This introduction to `reduce_sum`

copies directly from Richard McElreath’s Multithreading and Map-Reduce in Stan 2.18.0: A Minimal Example.

**Note:** This has been rewritten to use unnormalized distribution functions ( `_lupdf˙/˙_lupmf`

) which requires Cmdstan 2.25 or newer.

Cmdstan 2.23 introduced `reduce_sum`

, a new way to parallelize the execution of a single Stan chain across multiple cores. This is in addition to the already existing `map_rect`

utility, and introduces a number of features that make it easier to use parallelism:

- More flexible argument interface, avoiding the packing and unpacking that is necessary with
`map_rect`

. - Partitions data for parallelization automatically (this is done manually in
`map_rect`

). - Is easier to use.

This tutorial will highlight these new features and demonstrate how to use `reduce_sum`

on a simple logistic regression using `cmdstanr`

.

Modifying a Stan model for use with `reduce_sum`

has three steps.

Identify the portion of the model that you want to parallelize.

`reduce_sum`

is design specifically for speeding up log likelihood evaluations that are composed of a number of conditionally independent terms that can be computed in parallel then added together.Write a partial sum function that can compute a given number of terms in that sum. Pass this function (and other necessary arguments) to a call to

`reduce_sum`

.Configure your compiler to enable multithreading. Then compile and sample as usual.
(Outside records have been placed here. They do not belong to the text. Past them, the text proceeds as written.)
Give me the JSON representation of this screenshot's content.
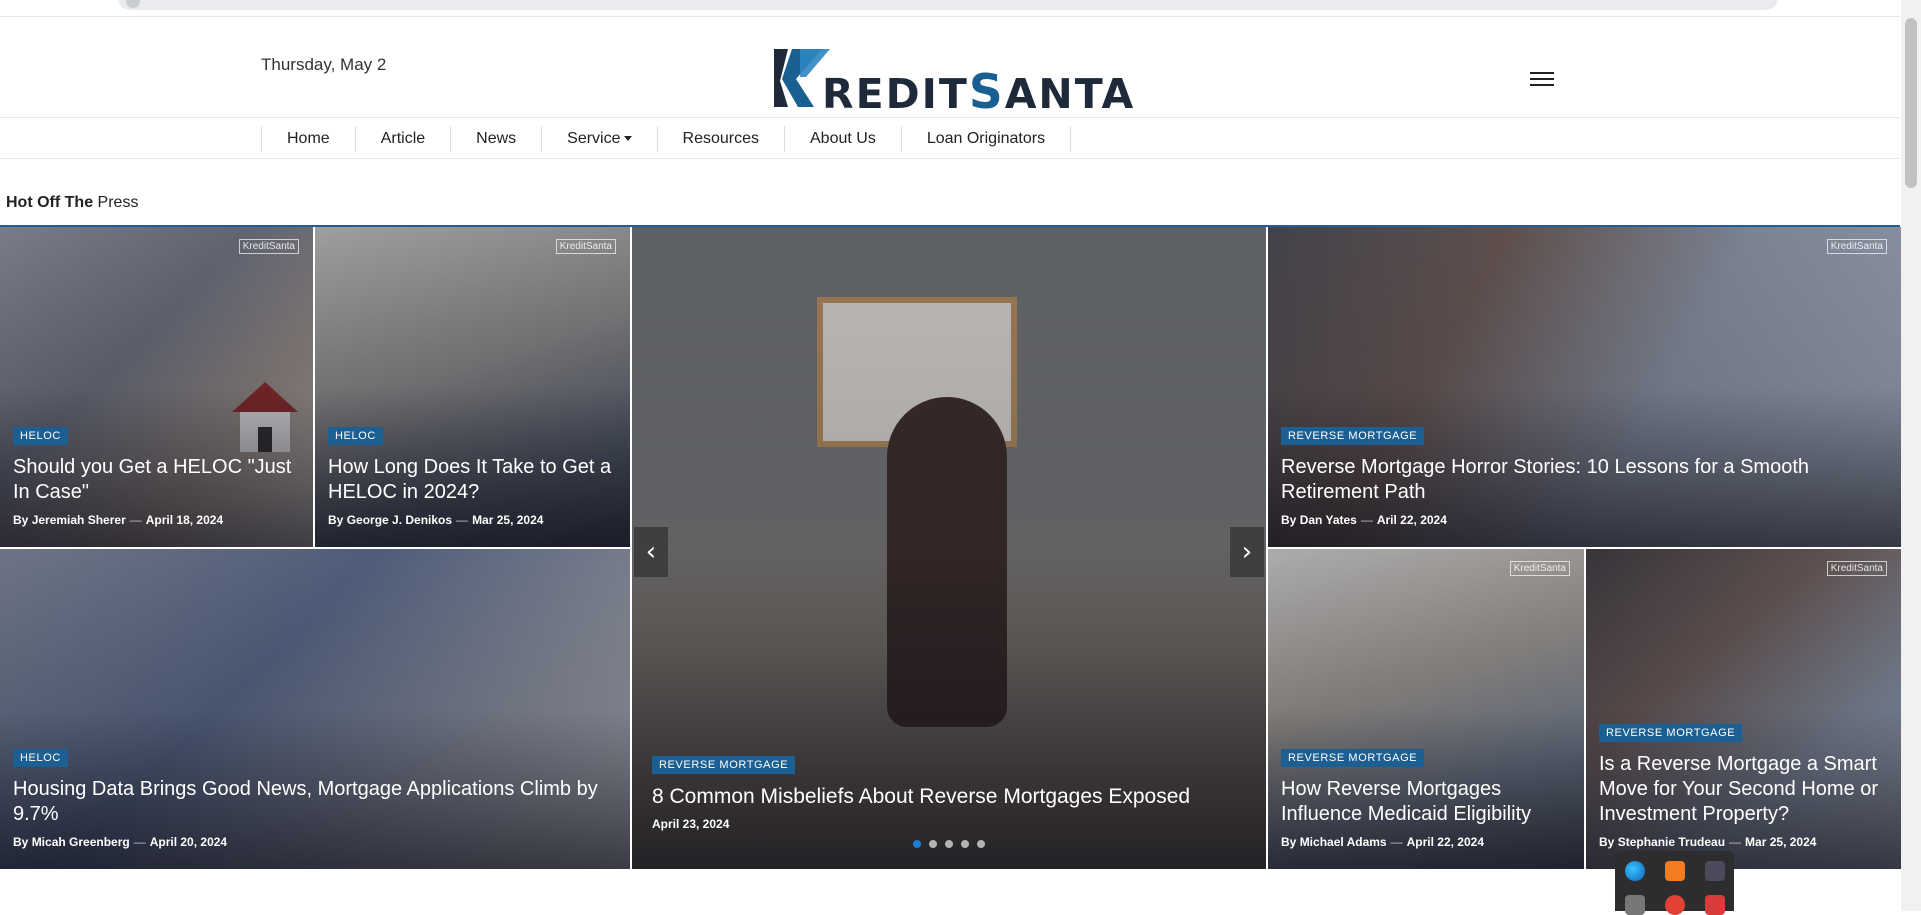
{
  "header": {
    "date": "Thursday, May 2",
    "logo_text_pre": "REDIT",
    "logo_text_s": "S",
    "logo_text_post": "ANTA"
  },
  "nav": {
    "items": [
      {
        "label": "Home"
      },
      {
        "label": "Article"
      },
      {
        "label": "News"
      },
      {
        "label": "Service"
      },
      {
        "label": "Resources"
      },
      {
        "label": "About Us"
      },
      {
        "label": "Loan Originators"
      }
    ]
  },
  "section": {
    "title_bold": "Hot Off The",
    "title_rest": "Press"
  },
  "watermark": "KreditSanta",
  "cards": [
    {
      "category": "HELOC",
      "title": "Should you Get a HELOC \"Just In Case\"",
      "author": "Jeremiah Sherer",
      "date": "April 18, 2024"
    },
    {
      "category": "HELOC",
      "title": "How Long Does It Take to Get a HELOC in 2024?",
      "author": "George J. Denikos",
      "date": "Mar 25, 2024"
    },
    {
      "category": "REVERSE MORTGAGE",
      "title": "8 Common Misbeliefs About Reverse Mortgages Exposed",
      "date": "April 23, 2024"
    },
    {
      "category": "REVERSE MORTGAGE",
      "title": "Reverse Mortgage Horror Stories: 10 Lessons for a Smooth Retirement Path",
      "author": "Dan Yates",
      "date": "Aril 22, 2024"
    },
    {
      "category": "HELOC",
      "title": "Housing Data Brings Good News, Mortgage Applications Climb by 9.7%",
      "author": "Micah Greenberg",
      "date": "April 20, 2024"
    },
    {
      "category": "REVERSE MORTGAGE",
      "title": "How Reverse Mortgages Influence Medicaid Eligibility",
      "author": "Michael Adams",
      "date": "April 22, 2024"
    },
    {
      "category": "REVERSE MORTGAGE",
      "title": "Is a Reverse Mortgage a Smart Move for Your Second Home or Investment Property?",
      "author": "Stephanie Trudeau",
      "date": "Mar 25, 2024"
    }
  ],
  "byline": {
    "prefix": "By",
    "sep": "—"
  },
  "slider": {
    "prev": "‹",
    "next": "›",
    "slides": 5,
    "active": 1
  },
  "colors": {
    "accent": "#1c5f93",
    "divider": "#1e5f99"
  }
}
To demonstrate this process, we’ll first build a model first without `reduce_sum`

, identify the part to be parallelized, and then work out how to use `reduce_sum`

to parallelize it.

Let’s consider a simple logistic regression. We’ll use a reasonably large amount of data, the football red card data set from the recent crowdsourced data analysis project (https://psyarxiv.com/qkwst/). This data table contains 146,028 player-referee dyads. For each dyad, the table records the total number of red cards the referee assigned to the player over the observed number of games.

`RedcardData.csv`

is provided in the repository here. Load the data in R, and let’s take a look at the distribution of red cards:

```
d <- read.csv("RedcardData.csv", stringsAsFactors = FALSE)
table(d$redCards)
```

```
##
## 0 1 2
## 144219 1784 25
```

The vast majority of dyads have zero red cards. Only 25 dyads show 2 red cards. These counts are our inference target.
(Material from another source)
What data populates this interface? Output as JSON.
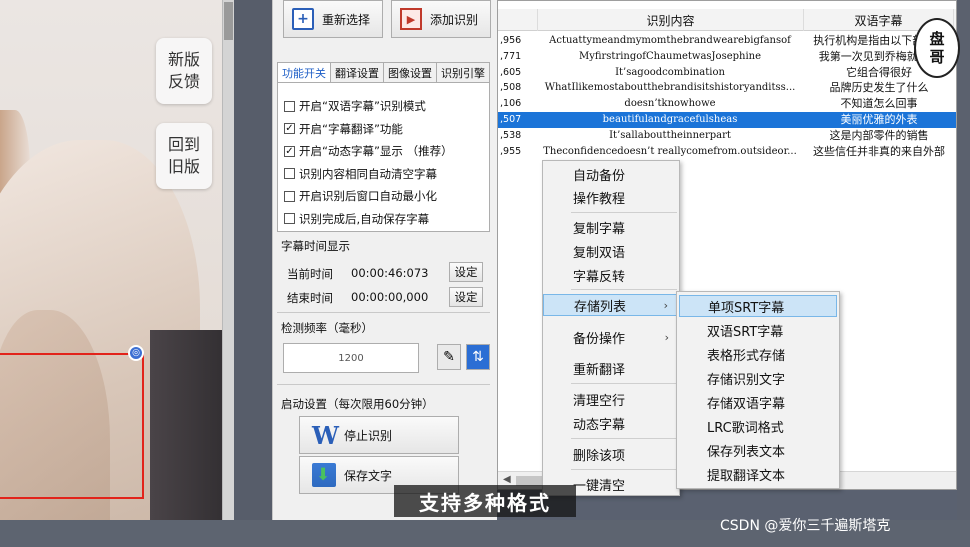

The motivating hypothesis behind these data is that referees are biased against darker skinned players. So we’re going to try to predict these counts using the skin color ratings of each player. Not all players actually received skin color ratings in these data, so let’s reduce down to dyads with ratings:

```
d2 <- d[!is.na(d$rater1),]
redcard_data <- list(n_redcards = d2$redCards, n_games = d2$games, rating = d2$rater1)
redcard_data$N <- nrow(d2)
```

This leaves us with 124,621 dyads to predict.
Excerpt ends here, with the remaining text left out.